An efficient method to estimate the optimum regularization parameter in RLDA

Motivation: The biomarker discovery process in high-throughput genomic profiles has presented the statistical learning community with a challenging problem, namely learning when the number of variables is comparable or exceeding the sample size. In these settings, many classical techniques including linear discriminant analysis (LDA) falter. Poor performance of LDA is attributed to the ill-conditioned nature of sample covariance matrix when the dimension and sample size are comparable.
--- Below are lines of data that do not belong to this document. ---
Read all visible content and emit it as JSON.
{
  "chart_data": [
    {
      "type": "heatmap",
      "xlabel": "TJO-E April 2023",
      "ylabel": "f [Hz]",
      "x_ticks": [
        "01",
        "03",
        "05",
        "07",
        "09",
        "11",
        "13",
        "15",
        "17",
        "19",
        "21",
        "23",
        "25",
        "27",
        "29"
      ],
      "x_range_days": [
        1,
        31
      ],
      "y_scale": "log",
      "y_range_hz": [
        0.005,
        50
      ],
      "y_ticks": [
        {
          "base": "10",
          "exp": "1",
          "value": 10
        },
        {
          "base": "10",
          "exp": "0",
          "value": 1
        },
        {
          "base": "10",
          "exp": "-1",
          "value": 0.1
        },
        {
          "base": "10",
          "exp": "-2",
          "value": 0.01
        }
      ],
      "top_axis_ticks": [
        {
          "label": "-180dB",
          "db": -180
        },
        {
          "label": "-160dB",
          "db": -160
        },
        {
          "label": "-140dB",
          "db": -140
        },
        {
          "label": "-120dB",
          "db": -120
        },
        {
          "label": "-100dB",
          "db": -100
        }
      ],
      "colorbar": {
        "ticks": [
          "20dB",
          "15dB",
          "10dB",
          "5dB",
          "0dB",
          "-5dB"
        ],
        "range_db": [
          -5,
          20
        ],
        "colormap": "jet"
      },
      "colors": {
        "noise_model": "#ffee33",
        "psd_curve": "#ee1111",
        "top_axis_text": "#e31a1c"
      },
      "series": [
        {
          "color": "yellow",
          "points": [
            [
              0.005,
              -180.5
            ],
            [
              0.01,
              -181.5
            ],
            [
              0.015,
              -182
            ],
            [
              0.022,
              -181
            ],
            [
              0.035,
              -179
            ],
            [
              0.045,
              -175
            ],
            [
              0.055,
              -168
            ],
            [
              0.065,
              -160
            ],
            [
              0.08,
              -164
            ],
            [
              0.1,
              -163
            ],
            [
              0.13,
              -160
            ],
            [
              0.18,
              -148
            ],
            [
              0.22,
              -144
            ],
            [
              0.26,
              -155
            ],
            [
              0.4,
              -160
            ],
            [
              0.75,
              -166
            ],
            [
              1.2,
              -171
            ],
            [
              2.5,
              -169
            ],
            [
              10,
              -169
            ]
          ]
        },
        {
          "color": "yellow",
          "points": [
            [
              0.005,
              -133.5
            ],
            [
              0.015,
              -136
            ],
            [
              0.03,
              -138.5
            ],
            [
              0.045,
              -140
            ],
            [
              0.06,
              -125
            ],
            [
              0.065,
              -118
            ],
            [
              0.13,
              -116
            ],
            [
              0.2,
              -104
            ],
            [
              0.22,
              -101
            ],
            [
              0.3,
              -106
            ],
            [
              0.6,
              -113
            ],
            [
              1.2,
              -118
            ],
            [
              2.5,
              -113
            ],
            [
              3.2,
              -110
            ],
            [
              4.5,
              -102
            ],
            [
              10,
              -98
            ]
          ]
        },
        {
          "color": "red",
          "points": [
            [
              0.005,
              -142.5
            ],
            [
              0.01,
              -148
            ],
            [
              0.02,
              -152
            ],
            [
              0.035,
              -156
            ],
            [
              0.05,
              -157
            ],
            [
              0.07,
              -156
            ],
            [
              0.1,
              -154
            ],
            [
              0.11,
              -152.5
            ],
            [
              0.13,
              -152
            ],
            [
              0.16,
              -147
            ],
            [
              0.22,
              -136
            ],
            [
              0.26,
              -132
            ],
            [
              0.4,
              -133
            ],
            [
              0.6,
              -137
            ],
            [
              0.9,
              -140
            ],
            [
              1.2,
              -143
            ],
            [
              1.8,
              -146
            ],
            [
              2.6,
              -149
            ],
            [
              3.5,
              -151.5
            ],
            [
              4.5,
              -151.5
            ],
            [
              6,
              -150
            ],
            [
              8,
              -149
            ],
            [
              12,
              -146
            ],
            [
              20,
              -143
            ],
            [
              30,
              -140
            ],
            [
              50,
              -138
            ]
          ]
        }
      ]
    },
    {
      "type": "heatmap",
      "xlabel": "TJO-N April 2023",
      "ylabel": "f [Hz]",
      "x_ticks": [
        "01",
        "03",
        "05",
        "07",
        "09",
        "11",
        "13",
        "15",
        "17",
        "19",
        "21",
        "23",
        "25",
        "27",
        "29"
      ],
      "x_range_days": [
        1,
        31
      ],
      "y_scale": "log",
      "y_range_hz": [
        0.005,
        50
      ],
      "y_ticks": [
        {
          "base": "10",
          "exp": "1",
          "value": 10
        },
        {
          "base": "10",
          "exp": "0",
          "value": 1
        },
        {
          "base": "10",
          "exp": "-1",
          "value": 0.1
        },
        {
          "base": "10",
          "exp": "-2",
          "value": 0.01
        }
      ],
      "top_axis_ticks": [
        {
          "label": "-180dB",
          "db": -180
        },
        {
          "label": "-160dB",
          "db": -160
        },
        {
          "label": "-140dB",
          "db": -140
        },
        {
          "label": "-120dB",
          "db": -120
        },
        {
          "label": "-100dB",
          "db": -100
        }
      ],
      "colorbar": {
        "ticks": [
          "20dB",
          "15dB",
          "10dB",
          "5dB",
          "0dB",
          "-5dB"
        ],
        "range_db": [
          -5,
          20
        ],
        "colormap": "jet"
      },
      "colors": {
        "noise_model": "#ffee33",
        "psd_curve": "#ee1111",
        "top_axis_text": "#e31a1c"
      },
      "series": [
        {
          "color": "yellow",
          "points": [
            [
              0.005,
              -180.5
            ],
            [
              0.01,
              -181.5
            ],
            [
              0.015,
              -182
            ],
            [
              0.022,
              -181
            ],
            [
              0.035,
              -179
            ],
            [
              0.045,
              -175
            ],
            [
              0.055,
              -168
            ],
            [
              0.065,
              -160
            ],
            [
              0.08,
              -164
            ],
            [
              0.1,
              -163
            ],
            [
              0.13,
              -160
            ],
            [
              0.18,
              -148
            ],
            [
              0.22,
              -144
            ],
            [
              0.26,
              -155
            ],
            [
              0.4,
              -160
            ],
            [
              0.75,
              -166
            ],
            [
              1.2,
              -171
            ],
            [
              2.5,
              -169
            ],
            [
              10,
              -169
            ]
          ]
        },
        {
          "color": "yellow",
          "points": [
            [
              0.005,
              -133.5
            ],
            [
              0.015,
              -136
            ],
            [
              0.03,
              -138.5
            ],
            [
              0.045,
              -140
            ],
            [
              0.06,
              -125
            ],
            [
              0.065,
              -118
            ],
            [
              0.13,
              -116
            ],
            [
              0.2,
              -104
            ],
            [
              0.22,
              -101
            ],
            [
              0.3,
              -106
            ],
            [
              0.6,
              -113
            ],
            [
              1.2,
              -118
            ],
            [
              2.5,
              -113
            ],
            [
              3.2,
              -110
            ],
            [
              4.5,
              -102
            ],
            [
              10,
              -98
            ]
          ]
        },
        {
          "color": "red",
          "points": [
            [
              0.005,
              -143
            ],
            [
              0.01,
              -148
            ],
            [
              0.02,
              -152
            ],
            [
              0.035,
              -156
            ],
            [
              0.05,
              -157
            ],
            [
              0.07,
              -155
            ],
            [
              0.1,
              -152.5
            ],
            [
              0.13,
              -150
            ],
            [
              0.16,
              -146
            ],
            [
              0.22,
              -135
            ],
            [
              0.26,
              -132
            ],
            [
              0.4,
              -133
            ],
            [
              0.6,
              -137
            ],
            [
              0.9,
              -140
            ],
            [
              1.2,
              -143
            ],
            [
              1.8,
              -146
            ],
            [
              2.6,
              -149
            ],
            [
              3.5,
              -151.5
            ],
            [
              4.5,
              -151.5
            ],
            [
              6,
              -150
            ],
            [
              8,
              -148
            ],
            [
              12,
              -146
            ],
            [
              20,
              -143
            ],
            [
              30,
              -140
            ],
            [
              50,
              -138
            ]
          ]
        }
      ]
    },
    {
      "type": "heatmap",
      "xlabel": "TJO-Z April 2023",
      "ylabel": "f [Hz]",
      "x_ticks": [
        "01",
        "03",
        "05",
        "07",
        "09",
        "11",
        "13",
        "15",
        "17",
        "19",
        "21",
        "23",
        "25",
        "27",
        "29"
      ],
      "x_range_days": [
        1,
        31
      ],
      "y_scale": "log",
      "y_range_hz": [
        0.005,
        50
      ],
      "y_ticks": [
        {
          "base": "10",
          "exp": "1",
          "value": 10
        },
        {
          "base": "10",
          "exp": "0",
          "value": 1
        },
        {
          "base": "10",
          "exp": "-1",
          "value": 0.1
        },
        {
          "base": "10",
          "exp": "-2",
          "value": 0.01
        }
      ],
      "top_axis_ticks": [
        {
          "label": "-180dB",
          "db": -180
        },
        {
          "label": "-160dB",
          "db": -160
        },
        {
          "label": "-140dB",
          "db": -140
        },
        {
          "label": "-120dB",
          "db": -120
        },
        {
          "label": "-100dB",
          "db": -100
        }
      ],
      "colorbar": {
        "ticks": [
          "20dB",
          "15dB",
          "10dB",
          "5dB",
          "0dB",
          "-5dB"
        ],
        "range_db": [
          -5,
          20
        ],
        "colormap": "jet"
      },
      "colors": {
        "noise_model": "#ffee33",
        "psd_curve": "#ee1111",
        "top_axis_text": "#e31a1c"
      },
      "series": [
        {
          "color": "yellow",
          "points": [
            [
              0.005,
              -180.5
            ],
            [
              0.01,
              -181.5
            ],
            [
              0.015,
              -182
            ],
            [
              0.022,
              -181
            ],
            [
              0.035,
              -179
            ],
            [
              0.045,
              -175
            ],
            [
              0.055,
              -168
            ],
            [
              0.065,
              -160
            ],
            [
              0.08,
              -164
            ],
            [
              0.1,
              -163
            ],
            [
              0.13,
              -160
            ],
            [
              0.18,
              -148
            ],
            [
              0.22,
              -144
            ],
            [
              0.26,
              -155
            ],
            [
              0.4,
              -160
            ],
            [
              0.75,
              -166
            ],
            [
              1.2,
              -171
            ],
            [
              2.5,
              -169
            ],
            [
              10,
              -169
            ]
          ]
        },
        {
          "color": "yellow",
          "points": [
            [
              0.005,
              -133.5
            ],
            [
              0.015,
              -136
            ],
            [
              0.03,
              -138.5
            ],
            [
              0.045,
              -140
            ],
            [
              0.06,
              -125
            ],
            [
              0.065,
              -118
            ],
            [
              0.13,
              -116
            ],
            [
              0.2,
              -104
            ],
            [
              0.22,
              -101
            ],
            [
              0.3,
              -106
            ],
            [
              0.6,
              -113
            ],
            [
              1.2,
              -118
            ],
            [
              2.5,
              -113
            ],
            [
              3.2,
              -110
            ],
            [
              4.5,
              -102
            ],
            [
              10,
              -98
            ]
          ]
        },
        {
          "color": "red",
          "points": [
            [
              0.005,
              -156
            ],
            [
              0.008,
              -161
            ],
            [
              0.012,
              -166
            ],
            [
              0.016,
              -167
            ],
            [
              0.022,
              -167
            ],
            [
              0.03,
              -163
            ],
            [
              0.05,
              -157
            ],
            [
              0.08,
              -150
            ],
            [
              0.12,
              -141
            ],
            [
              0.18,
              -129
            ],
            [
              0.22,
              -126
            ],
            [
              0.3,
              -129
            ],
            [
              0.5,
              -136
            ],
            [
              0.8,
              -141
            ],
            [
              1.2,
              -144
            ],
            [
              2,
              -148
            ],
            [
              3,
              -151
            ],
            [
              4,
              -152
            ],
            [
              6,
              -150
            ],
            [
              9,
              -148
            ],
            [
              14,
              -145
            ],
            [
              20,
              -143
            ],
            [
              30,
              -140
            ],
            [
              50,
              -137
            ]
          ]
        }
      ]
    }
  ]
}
To alleviate this problem, regularized LDA (RLDA) has been classically proposed in which the sample covariance matrix is replaced by its ridge estimate. However, the performance of RLDA depends heavily on the regularization parameter used in the ridge estimate of sample covariance matrix. Results: We propose a range-search technique for efficient estimation of the optimum regularization parameter. Using an extensive set of simulations based on synthetic and gene expression microarray data, we demonstrate the robustness of the proposed technique to Gaussianity, an assumption used in developing the core estimator. We compare the performance of the technique in terms of accuracy and efficiency with classical techniques for estimating the regularization parameter. In terms of accuracy, the results indicate that the proposed method vastly improves on similar techniques that use classical plug-in estimator. In that respect, it is better or comparable to cross-validation-based search strategies while, depending on the sample size and dimensionality, being tens to hundreds of times faster to compute.